A further, slightly more involved option, is to use a zero-inflated model, which is particularly useful when overdispersion arises due to an excessive number of zeros in the data. These models assume the data-generating process has two components: one generating the zeros (often modeled with a logistic component) and another generating the counts (often modeled as Poisson or negative binomial). Zero-inflated models can be fitted using specialized functions such as zeroinfl
from the pscl
package.
While these methods require slightly different implementation, they are conceptually similar to regular GLMs and are interpreted in comparable ways.
20.2 Exercise: Maze runner
In an experiment, researchers studied the ability of children and adults to navigate through a maze. They recorded the number of mistakes each person made before successfully completing the maze. The data (maze.csv
) has two columns: Age
(a categorical variable with two levels - Adult and Child) and nErrors
a count of the number of errors that each subject makes.

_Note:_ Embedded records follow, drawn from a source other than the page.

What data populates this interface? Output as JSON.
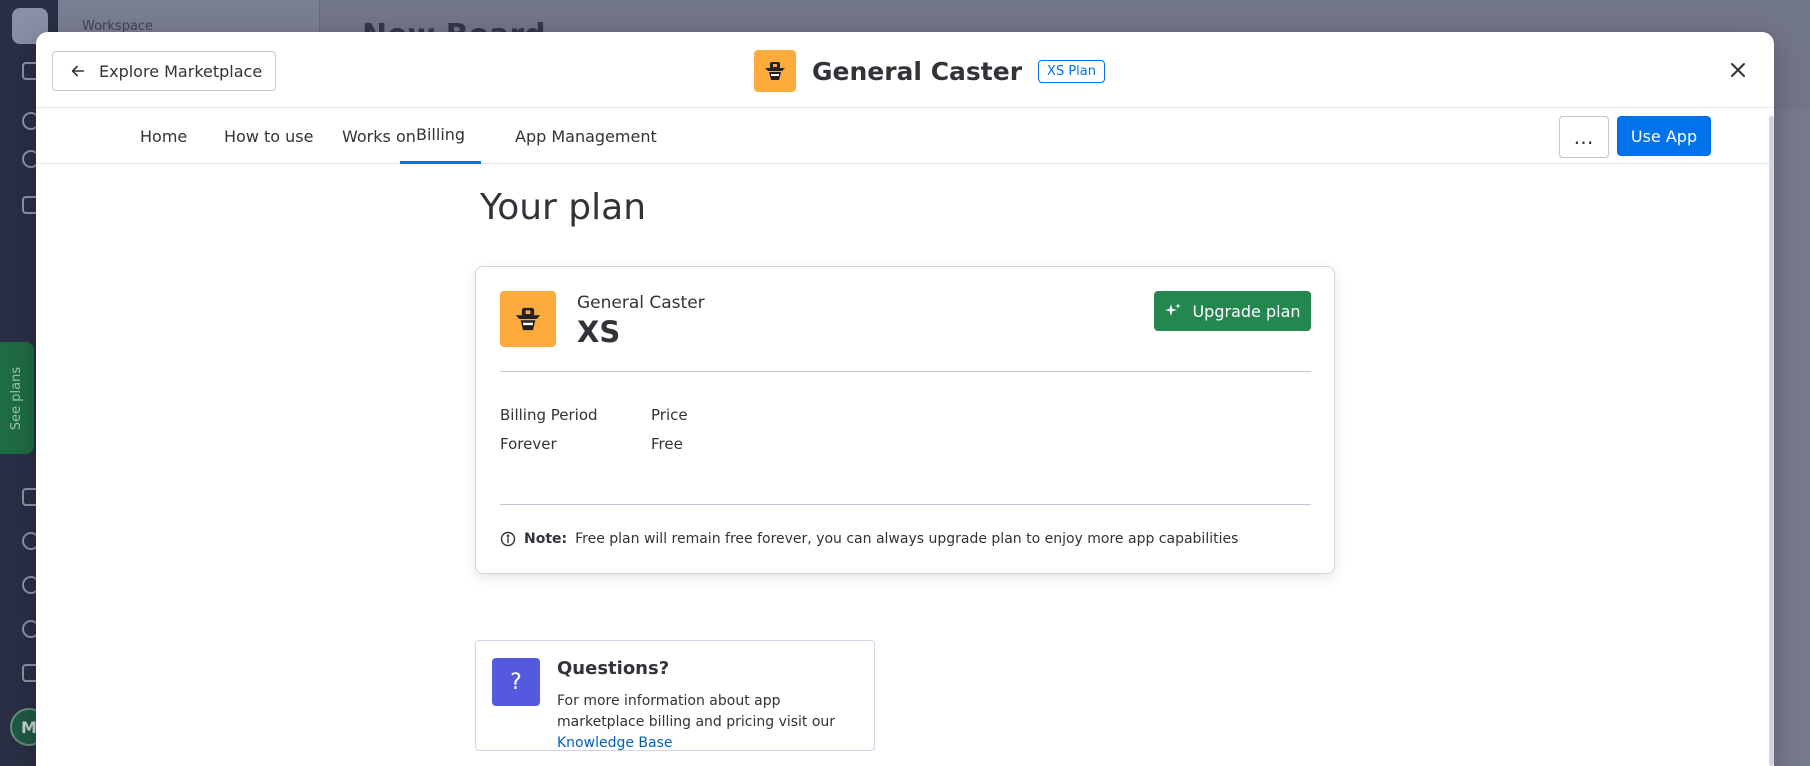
{
  "background": {
    "workspace_label": "Workspace",
    "board_title": "New Board",
    "see_plans": "See plans",
    "avatar_initial": "M"
  },
  "header": {
    "explore_label": "Explore Marketplace",
    "app_name": "General Caster",
    "plan_badge": "XS Plan"
  },
  "tabs": [
    {
      "label": "Home"
    },
    {
      "label": "How to use"
    },
    {
      "label": "Works on"
    },
    {
      "label": "Billing",
      "active": true
    },
    {
      "label": "App Management"
    }
  ],
  "actions": {
    "more_label": "…",
    "use_app_label": "Use App"
  },
  "main": {
    "heading": "Your plan",
    "plan_card": {
      "app_name": "General Caster",
      "plan_name": "XS",
      "upgrade_label": "Upgrade plan",
      "billing_period_label": "Billing Period",
      "billing_period_value": "Forever",
      "price_label": "Price",
      "price_value": "Free",
      "note_label": "Note:",
      "note_text": "Free plan will remain free forever, you can always upgrade plan to enjoy more app capabilities"
    },
    "questions": {
      "icon": "?",
      "title": "Questions?",
      "text": "For more information about app marketplace billing and pricing visit our",
      "link": "Knowledge Base"
    }
  },
  "colors": {
    "primary": "#0073ea",
    "upgrade_green": "#258750",
    "app_logo_bg": "#fdab3d",
    "questions_icon_bg": "#5559df"
  }
}
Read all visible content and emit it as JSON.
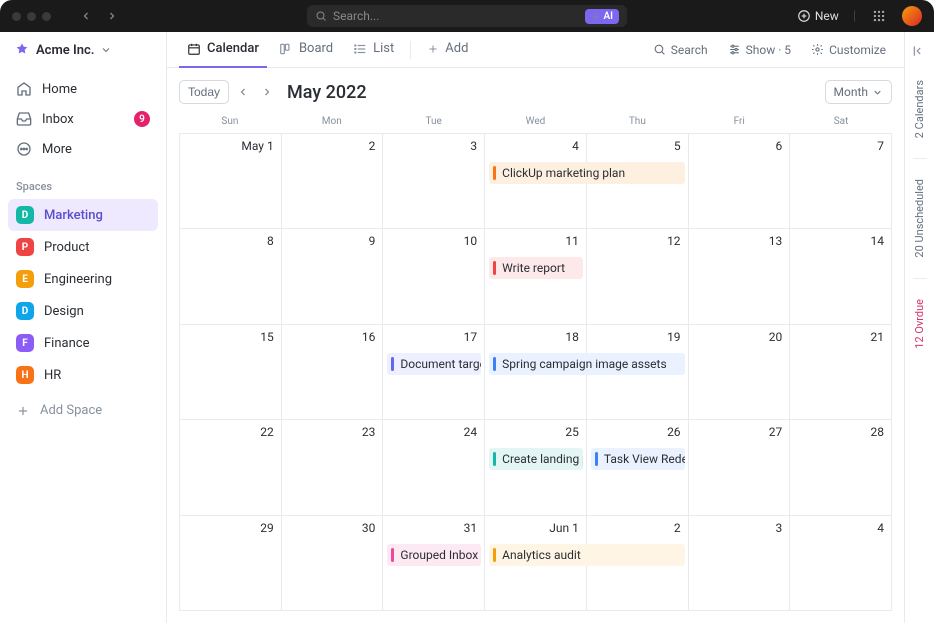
{
  "titlebar": {
    "search_placeholder": "Search...",
    "ai_label": "AI",
    "new_label": "New"
  },
  "workspace": {
    "name": "Acme Inc."
  },
  "nav": {
    "home": "Home",
    "inbox": "Inbox",
    "inbox_badge": "9",
    "more": "More"
  },
  "spaces_header": "Spaces",
  "spaces": [
    {
      "letter": "D",
      "label": "Marketing",
      "color": "#14b8a6"
    },
    {
      "letter": "P",
      "label": "Product",
      "color": "#ef4444"
    },
    {
      "letter": "E",
      "label": "Engineering",
      "color": "#f59e0b"
    },
    {
      "letter": "D",
      "label": "Design",
      "color": "#0ea5e9"
    },
    {
      "letter": "F",
      "label": "Finance",
      "color": "#8b5cf6"
    },
    {
      "letter": "H",
      "label": "HR",
      "color": "#f97316"
    }
  ],
  "add_space": "Add Space",
  "view_tabs": {
    "calendar": "Calendar",
    "board": "Board",
    "list": "List",
    "add": "Add"
  },
  "view_actions": {
    "search": "Search",
    "show": "Show · 5",
    "customize": "Customize"
  },
  "cal": {
    "today": "Today",
    "title": "May 2022",
    "granularity": "Month",
    "dow": [
      "Sun",
      "Mon",
      "Tue",
      "Wed",
      "Thu",
      "Fri",
      "Sat"
    ],
    "weeks": [
      [
        "May 1",
        "2",
        "3",
        "4",
        "5",
        "6",
        "7"
      ],
      [
        "8",
        "9",
        "10",
        "11",
        "12",
        "13",
        "14"
      ],
      [
        "15",
        "16",
        "17",
        "18",
        "19",
        "20",
        "21"
      ],
      [
        "22",
        "23",
        "24",
        "25",
        "26",
        "27",
        "28"
      ],
      [
        "29",
        "30",
        "31",
        "Jun 1",
        "2",
        "3",
        "4"
      ]
    ],
    "events": [
      {
        "title": "ClickUp marketing plan",
        "week": 0,
        "start": 3,
        "span": 2,
        "bar": "#f97316",
        "bg": "#fef0e1"
      },
      {
        "title": "Write report",
        "week": 1,
        "start": 3,
        "span": 1,
        "bar": "#ef4444",
        "bg": "#fde9ea"
      },
      {
        "title": "Document target users",
        "week": 2,
        "start": 2,
        "span": 1,
        "bar": "#6366f1",
        "bg": "#eef0ff"
      },
      {
        "title": "Spring campaign image assets",
        "week": 2,
        "start": 3,
        "span": 2,
        "bar": "#3b82f6",
        "bg": "#e9f2fe"
      },
      {
        "title": "Create landing page",
        "week": 3,
        "start": 3,
        "span": 1,
        "bar": "#14b8a6",
        "bg": "#e3f6f3"
      },
      {
        "title": "Task View Redesign",
        "week": 3,
        "start": 4,
        "span": 1,
        "bar": "#3b82f6",
        "bg": "#e9f2fe"
      },
      {
        "title": "Grouped Inbox Comments",
        "week": 4,
        "start": 2,
        "span": 1,
        "bar": "#ec4899",
        "bg": "#fde9f2"
      },
      {
        "title": "Analytics audit",
        "week": 4,
        "start": 3,
        "span": 2,
        "bar": "#f59e0b",
        "bg": "#fef5e4"
      }
    ]
  },
  "rail": {
    "calendars": "2 Calendars",
    "unscheduled": "20 Unscheduled",
    "overdue": "12 Ovrdue"
  }
}
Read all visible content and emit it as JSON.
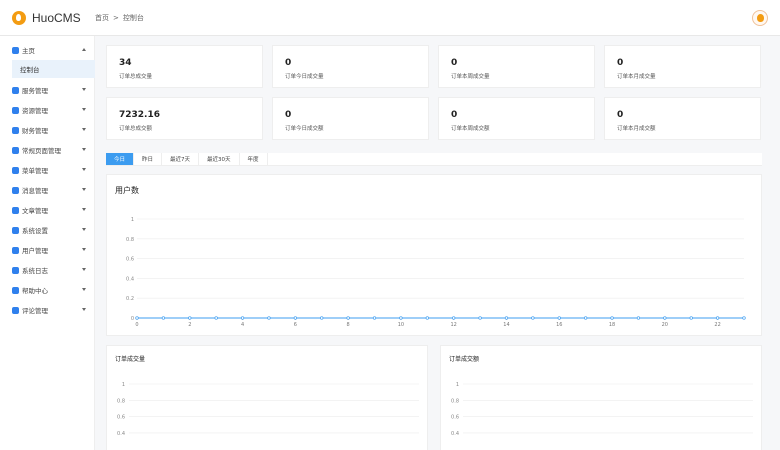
{
  "app": {
    "name": "HuoCMS"
  },
  "breadcrumb": {
    "home": "首页",
    "sep": ">",
    "current": "控制台"
  },
  "sidebar": {
    "items": [
      {
        "label": "主页",
        "icon": "home-icon",
        "expanded": true
      },
      {
        "label": "服务管理",
        "icon": "server-icon"
      },
      {
        "label": "资源管理",
        "icon": "resource-icon"
      },
      {
        "label": "财务管理",
        "icon": "finance-icon"
      },
      {
        "label": "常规页面管理",
        "icon": "page-icon"
      },
      {
        "label": "菜单管理",
        "icon": "menu-icon"
      },
      {
        "label": "消息管理",
        "icon": "message-icon"
      },
      {
        "label": "文章管理",
        "icon": "article-icon"
      },
      {
        "label": "系统设置",
        "icon": "settings-icon"
      },
      {
        "label": "用户管理",
        "icon": "user-icon"
      },
      {
        "label": "系统日志",
        "icon": "log-icon"
      },
      {
        "label": "帮助中心",
        "icon": "help-icon"
      },
      {
        "label": "评论管理",
        "icon": "comment-icon"
      }
    ],
    "subitem": {
      "label": "控制台"
    }
  },
  "stats": [
    {
      "value": "34",
      "label": "订单总成交量"
    },
    {
      "value": "0",
      "label": "订单今日成交量"
    },
    {
      "value": "0",
      "label": "订单本周成交量"
    },
    {
      "value": "0",
      "label": "订单本月成交量"
    },
    {
      "value": "7232.16",
      "label": "订单总成交额"
    },
    {
      "value": "0",
      "label": "订单今日成交额"
    },
    {
      "value": "0",
      "label": "订单本周成交额"
    },
    {
      "value": "0",
      "label": "订单本月成交额"
    }
  ],
  "tabs": [
    {
      "label": "今日",
      "active": true
    },
    {
      "label": "昨日"
    },
    {
      "label": "最近7天"
    },
    {
      "label": "最近30天"
    },
    {
      "label": "年度"
    }
  ],
  "colors": {
    "accent": "#3c9cf0",
    "brand": "#f39c12",
    "series": "#3c9cf0"
  },
  "chart_data": [
    {
      "type": "line",
      "title": "用户数",
      "x": [
        0,
        1,
        2,
        3,
        4,
        5,
        6,
        7,
        8,
        9,
        10,
        11,
        12,
        13,
        14,
        15,
        16,
        17,
        18,
        19,
        20,
        21,
        22,
        23
      ],
      "series": [
        {
          "values": [
            0,
            0,
            0,
            0,
            0,
            0,
            0,
            0,
            0,
            0,
            0,
            0,
            0,
            0,
            0,
            0,
            0,
            0,
            0,
            0,
            0,
            0,
            0,
            0
          ]
        }
      ],
      "xticks": [
        "0",
        "2",
        "4",
        "6",
        "8",
        "10",
        "12",
        "14",
        "16",
        "18",
        "20",
        "22"
      ],
      "yticks": [
        "0",
        "0.2",
        "0.4",
        "0.6",
        "0.8",
        "1"
      ],
      "ylim": [
        0,
        1
      ],
      "grid": true
    },
    {
      "type": "line",
      "title": "订单成交量",
      "yticks": [
        "0.4",
        "0.6",
        "0.8",
        "1"
      ],
      "ylim": [
        0,
        1
      ],
      "grid": true
    },
    {
      "type": "line",
      "title": "订单成交额",
      "yticks": [
        "0.4",
        "0.6",
        "0.8",
        "1"
      ],
      "ylim": [
        0,
        1
      ],
      "grid": true
    }
  ]
}
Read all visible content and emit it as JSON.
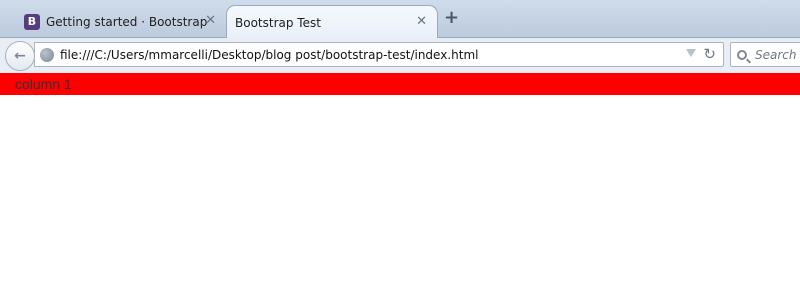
{
  "browser": {
    "tabs": [
      {
        "label": "Getting started · Bootstrap",
        "favicon_letter": "B",
        "active": false
      },
      {
        "label": "Bootstrap Test",
        "active": true
      }
    ],
    "address_bar": {
      "url": "file:///C:/Users/mmarcelli/Desktop/blog post/bootstrap-test/index.html"
    },
    "search_bar": {
      "placeholder": "Search"
    }
  },
  "page": {
    "row": {
      "background": "#ff0000",
      "column_label": "column 1"
    }
  },
  "colors": {
    "bootstrap_purple": "#563d7c",
    "accent_red": "#ff0000"
  }
}
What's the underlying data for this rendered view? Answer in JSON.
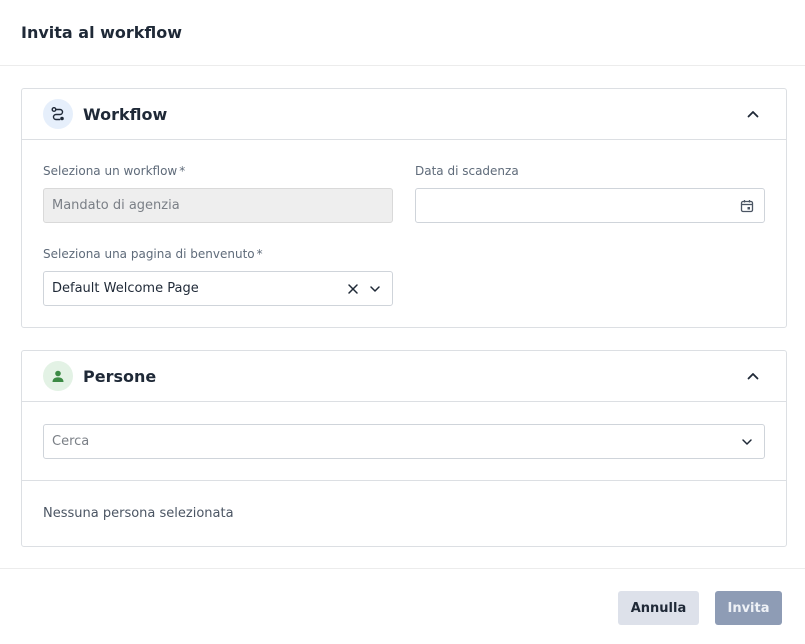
{
  "modal": {
    "title": "Invita al workflow"
  },
  "workflow_section": {
    "title": "Workflow",
    "icon": "workflow-route-icon",
    "workflow_field": {
      "label": "Seleziona un workflow",
      "required_mark": "*",
      "value": "Mandato di agenzia"
    },
    "due_date_field": {
      "label": "Data di scadenza",
      "value": ""
    },
    "welcome_page_field": {
      "label": "Seleziona una pagina di benvenuto",
      "required_mark": "*",
      "value": "Default Welcome Page"
    }
  },
  "people_section": {
    "title": "Persone",
    "icon": "person-icon",
    "search": {
      "placeholder": "Cerca"
    },
    "empty_message": "Nessuna persona selezionata"
  },
  "footer": {
    "cancel_label": "Annulla",
    "invite_label": "Invita"
  },
  "colors": {
    "workflow_icon_bg": "#e6effb",
    "person_icon": "#3c8a45",
    "invite_button_disabled": "#8e9cb5"
  }
}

In this example, you will be fitting a GLM equivalent of a t-test that is appropriate for count data.
- Import the data and graph it (
geom_boxplot
). Try adding the points to theggplot
using the new (to you) functiongeom_dotplot(binaxis = "y", stackdir = "center")
. - Fit an appropriate GLM.
- Examine the diagnostic plots of the model (
autoplot
). - Get the analysis of variance (deviance) table (
anova
). What does this tell you? - Obtain the
summary
table. What does this tell you? - Use the coefficient information in the
summary
table to get the model predictions for average number of mistakes (plus/minus 95% Confidence interval). Remember that (i) the model summary is on the scale of the linear predictor, and (ii) the 95% CI can be calculated as 1.96 times the standard error. You can do these calculations “by hand”, or using thepredict
function. Ask for help if you get stuck.